Il n’y a pas lieu non plus d’être jovialiste lorsqu’on ajoute à ce tableau la tendance à l’anglicisation des élites universitaires des pays où les francophones sont majoritaires comme en France, au Québec et dans une moindre mesure en Belgique. Tous ces indicateurs nous amènent à penser que la francophonie est mal partie et qu’elle devrait recentrer ses priorités sur la promotion du français comme langue d’usage. Quelle pourra bien être la raison d’être de la francophonie lorsque le français sera confiné au territoire de la culture et sera délaissé lorsqu’il s’agira de produire et de prospérer ?

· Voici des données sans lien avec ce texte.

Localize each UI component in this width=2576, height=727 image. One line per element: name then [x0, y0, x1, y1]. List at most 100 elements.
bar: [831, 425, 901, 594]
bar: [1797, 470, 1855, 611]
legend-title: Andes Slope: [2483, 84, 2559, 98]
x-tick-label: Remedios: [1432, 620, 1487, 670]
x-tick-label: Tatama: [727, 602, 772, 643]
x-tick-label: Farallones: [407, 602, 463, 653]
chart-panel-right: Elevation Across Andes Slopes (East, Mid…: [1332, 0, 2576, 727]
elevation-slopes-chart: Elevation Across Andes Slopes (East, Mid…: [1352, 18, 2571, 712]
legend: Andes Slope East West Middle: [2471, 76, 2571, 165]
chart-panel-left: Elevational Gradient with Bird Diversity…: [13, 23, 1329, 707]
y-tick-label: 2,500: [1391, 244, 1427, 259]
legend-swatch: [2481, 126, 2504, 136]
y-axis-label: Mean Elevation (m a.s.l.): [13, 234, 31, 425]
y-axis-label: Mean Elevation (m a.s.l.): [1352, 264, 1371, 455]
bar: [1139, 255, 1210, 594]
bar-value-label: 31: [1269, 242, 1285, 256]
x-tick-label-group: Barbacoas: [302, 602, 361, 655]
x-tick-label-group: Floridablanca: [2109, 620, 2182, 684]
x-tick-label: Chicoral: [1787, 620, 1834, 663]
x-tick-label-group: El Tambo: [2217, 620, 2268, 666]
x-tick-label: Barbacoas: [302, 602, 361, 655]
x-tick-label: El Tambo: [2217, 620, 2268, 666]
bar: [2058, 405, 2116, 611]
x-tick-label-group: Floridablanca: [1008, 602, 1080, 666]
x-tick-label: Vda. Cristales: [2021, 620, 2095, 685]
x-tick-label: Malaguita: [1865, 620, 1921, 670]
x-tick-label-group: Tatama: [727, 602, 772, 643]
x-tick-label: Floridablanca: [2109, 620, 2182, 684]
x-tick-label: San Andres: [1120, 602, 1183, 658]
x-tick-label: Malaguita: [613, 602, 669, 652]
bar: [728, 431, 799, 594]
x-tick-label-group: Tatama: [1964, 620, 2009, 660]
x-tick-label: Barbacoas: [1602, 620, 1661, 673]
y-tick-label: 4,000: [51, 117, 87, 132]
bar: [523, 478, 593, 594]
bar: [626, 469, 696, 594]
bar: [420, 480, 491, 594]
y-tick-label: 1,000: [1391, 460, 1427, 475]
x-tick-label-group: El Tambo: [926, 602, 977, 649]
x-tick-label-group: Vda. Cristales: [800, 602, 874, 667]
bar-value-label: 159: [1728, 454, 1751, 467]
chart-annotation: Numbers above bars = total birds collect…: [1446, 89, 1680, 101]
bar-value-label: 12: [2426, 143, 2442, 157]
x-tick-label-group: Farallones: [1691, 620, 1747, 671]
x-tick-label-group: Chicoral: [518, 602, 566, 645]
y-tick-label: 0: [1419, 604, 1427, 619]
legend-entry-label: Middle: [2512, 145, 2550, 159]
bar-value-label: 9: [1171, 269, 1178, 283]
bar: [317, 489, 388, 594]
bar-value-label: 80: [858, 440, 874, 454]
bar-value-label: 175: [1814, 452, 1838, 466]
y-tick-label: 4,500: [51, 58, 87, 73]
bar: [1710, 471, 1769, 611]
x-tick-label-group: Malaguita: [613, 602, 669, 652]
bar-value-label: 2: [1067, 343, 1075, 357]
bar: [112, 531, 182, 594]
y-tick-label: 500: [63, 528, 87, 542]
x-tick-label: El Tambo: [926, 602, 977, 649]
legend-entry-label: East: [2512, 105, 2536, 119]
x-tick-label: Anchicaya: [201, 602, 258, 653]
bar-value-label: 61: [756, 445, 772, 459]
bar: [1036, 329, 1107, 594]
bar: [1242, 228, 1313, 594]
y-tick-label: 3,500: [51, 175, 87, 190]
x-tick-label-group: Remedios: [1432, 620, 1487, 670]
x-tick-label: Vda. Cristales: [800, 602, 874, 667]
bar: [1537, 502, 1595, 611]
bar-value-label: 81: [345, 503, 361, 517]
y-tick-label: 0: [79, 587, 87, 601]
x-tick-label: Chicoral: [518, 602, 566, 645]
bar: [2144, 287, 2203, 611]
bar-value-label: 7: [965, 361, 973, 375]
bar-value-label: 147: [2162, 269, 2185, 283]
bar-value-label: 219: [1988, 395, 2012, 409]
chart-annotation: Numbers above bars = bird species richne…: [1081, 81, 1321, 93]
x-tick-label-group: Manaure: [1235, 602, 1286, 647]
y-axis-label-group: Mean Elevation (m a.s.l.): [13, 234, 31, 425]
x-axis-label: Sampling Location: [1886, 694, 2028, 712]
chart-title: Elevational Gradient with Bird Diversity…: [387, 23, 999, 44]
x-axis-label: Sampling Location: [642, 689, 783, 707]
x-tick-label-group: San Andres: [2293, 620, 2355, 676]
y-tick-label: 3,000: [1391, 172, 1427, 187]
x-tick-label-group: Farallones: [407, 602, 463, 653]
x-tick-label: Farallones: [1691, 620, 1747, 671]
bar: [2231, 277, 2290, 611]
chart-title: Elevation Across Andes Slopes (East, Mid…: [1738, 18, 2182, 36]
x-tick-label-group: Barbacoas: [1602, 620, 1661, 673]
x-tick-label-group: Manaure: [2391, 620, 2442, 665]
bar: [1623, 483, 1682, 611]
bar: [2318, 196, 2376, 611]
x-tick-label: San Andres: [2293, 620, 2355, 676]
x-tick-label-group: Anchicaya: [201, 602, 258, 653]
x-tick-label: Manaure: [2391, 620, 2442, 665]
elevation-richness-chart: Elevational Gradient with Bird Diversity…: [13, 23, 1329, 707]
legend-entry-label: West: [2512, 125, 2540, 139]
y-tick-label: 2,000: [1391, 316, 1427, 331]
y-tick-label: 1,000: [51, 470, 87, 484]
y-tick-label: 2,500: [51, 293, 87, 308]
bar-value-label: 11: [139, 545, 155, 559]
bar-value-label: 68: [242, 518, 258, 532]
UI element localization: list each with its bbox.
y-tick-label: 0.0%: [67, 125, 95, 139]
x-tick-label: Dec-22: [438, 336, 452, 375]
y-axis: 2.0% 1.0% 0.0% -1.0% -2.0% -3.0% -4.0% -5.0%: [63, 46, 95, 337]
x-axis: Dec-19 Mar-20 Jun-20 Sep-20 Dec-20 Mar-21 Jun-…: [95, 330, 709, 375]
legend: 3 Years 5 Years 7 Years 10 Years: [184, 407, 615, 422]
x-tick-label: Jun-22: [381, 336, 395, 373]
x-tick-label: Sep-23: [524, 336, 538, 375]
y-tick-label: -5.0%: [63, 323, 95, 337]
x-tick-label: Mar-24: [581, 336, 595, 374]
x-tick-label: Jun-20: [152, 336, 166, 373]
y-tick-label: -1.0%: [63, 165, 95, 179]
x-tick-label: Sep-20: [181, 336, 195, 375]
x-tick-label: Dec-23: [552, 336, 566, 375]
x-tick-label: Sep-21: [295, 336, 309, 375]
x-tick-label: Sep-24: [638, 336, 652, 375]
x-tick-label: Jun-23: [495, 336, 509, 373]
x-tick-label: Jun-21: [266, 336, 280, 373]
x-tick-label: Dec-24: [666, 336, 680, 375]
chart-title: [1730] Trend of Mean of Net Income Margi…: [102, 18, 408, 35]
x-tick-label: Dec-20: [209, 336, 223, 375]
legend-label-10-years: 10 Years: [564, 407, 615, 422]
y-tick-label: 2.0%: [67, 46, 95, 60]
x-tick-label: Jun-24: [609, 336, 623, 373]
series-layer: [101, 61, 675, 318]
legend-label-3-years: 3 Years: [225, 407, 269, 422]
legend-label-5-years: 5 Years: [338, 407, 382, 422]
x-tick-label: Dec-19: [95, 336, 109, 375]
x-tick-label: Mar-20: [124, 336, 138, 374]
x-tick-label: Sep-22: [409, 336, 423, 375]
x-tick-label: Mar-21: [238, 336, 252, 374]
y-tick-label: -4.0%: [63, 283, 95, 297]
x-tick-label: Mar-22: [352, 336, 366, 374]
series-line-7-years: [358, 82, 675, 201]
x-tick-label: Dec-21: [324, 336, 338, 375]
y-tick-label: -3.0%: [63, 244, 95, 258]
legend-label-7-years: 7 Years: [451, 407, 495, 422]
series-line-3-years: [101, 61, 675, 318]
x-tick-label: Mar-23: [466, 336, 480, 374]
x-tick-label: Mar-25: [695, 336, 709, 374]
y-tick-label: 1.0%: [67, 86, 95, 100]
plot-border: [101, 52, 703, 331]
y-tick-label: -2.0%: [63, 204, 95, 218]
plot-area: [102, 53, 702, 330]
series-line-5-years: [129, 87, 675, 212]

Même s’il est toujours difficile de modifier la trajectoire d’une institution, il y aurait une façon et de corriger cette dérive expansionniste et de renforcer la cohérence de la francophonie en modifiant les statuts afin de créer deux catégories de membres : les membres de plein droit et les membres associés. Seuls seraient admis dans la première catégorie les États qui ont le français comme langue officielle, ou co-officielle ainsi que ceux qui accordent au français le statut de langue étrangère privilégiée ce qui impliquerait que le français y est enseigné comme langue seconde dans les établissements publics primaires et secondaires. Ainsi le français pourrait être plus au coeur des préoccupations et des misions de la francophonie. q
[1] OIF, La francophonie dans le monde 2006-2007, Paris, Nathan, 2007, p. 15.

[2] Pour ne pas affaiblir indûment cette proportion nous avons exclu les pays observateurs.

[3] Ces données ont été compilés à partir des statistiques fournies par l’UNESCO et celles que l’ont trouve dans La francophonie dans le monde : 2006-2007, chap. 3.